Our Notre Dame family stretches across the globe. Each of us has a responsibility to develop to act as changemakers, caretakers, and storytellers. We each have our own story to tell; your story will depend on the choices you make today and how that choice will impact future generations. During this health crisis, I hope you continue to look out for your loved ones while also fighting for the health and well-being of marginalized communities. We are ND.

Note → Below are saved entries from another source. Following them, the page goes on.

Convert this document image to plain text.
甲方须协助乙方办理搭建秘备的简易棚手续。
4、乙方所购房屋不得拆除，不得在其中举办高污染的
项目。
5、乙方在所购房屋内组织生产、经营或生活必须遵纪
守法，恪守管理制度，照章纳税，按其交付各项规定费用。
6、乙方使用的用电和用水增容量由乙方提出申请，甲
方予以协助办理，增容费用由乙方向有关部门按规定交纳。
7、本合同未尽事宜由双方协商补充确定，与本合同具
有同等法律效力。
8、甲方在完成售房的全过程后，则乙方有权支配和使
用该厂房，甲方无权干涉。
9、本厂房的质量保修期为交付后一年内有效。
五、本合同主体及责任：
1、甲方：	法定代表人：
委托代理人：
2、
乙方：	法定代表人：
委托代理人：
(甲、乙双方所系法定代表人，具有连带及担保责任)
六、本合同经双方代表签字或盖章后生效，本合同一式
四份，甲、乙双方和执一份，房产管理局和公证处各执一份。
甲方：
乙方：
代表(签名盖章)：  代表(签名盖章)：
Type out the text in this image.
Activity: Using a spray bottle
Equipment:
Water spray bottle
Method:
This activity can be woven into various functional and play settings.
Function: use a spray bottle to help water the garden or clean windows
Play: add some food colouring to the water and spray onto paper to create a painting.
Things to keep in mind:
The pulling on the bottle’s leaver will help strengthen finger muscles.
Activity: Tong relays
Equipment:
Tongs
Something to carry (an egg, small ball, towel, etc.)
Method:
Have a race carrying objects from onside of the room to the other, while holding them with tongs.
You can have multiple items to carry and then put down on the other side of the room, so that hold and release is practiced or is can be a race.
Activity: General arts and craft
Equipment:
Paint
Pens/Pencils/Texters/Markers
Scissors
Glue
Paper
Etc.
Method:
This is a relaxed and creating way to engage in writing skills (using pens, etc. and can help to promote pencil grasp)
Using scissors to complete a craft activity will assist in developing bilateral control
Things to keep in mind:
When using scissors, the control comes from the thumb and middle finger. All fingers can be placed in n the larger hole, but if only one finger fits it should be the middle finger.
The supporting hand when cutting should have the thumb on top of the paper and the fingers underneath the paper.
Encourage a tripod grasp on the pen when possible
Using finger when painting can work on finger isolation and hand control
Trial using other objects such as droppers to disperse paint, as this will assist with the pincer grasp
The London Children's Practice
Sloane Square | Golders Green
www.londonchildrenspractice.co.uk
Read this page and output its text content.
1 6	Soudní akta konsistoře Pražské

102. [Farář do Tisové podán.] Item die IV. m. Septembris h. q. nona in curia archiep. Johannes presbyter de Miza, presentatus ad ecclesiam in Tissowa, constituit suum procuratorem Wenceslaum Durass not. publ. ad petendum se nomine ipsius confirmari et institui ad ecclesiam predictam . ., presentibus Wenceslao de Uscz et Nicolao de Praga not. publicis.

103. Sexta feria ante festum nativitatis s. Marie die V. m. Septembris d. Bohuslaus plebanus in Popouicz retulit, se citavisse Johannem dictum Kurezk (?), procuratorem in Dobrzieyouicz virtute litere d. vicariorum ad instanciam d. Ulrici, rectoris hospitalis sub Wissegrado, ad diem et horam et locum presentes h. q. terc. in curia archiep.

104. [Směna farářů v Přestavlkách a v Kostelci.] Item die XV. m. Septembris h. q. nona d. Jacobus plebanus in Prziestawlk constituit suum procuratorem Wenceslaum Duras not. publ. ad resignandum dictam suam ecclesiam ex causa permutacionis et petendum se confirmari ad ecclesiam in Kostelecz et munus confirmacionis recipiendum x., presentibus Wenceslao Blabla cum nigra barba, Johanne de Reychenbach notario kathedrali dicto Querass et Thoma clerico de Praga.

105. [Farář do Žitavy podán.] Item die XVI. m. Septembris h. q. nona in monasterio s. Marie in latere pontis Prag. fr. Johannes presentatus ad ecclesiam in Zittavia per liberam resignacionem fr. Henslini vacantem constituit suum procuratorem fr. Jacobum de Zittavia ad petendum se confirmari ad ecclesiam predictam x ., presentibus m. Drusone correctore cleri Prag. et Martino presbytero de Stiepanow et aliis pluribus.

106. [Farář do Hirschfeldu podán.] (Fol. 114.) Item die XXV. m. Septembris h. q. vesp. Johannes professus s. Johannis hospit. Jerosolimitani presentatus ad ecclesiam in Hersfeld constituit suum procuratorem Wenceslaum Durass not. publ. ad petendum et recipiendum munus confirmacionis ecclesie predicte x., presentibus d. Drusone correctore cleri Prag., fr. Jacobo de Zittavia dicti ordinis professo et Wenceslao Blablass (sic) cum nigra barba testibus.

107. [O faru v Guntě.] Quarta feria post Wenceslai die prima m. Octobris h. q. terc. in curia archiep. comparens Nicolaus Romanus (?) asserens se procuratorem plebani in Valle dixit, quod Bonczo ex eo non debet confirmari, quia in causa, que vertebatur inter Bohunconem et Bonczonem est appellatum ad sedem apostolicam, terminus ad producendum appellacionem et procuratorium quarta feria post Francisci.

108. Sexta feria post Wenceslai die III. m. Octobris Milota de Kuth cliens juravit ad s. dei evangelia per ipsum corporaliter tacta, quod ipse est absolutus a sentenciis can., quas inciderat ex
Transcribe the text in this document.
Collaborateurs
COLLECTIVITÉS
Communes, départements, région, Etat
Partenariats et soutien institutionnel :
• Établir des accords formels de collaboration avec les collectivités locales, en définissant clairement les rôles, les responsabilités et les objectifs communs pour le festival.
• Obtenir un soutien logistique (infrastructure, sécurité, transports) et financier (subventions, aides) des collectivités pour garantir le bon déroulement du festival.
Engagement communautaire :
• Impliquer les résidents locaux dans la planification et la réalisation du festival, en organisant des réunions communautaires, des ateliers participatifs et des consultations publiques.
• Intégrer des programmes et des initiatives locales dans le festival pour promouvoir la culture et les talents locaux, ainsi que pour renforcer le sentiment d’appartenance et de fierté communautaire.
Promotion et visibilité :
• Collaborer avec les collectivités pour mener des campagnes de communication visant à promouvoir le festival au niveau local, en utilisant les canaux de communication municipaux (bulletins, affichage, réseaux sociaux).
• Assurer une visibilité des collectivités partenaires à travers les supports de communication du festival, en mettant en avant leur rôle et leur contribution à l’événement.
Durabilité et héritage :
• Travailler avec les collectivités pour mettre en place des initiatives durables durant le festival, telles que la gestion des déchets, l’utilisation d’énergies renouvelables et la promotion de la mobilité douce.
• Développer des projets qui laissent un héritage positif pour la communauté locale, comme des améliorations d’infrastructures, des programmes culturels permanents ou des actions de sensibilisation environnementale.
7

Additional Domers Doing Good


Brett Galley, M.D., ’97

In addition to his work as Medical Director of the Neonatal ICU at Christ Hospital (Oak Lawn), Brett is doing tremendous work to help Chicagoans experiencing homelessness at a time when they are most vulnerable. Brett is a member of the Board of Directors of Franciscan Outreach, which operates three homeless shelters in Chicago. Since the pandemic started, Brett and his wife, Kate ’97 S.M.C., have organized a virtual fundraiser (Hope for the Homeless) raising thousands of dollars for Chicago's most vulnerable, helping to offset the additional expenses incurred due to the pandemic. These expenses include the costs of transitioning the shelters to 24-hour operation and intensifying sanitation processes. He is also currently collecting masks to distribute to the guests and staff at Franciscan Outreach.

Derek Novacek, Ph.D., ’13

Derek is a postdoctoral fellow in clinical psychology at the Veterans Affairs Greater Los Angeles Healthcare System and the UCLA David Geffen School of Medicine. He is part of a research team that is examining the mental health consequences of the COVID-19 pandemic on vulnerable populations including individuals with serious mental illness, those who have recently experienced homelessness, and those who are socially disconnected. He will also soon be providing mental health support to frontline healthcare workers who are fighting COVID-19.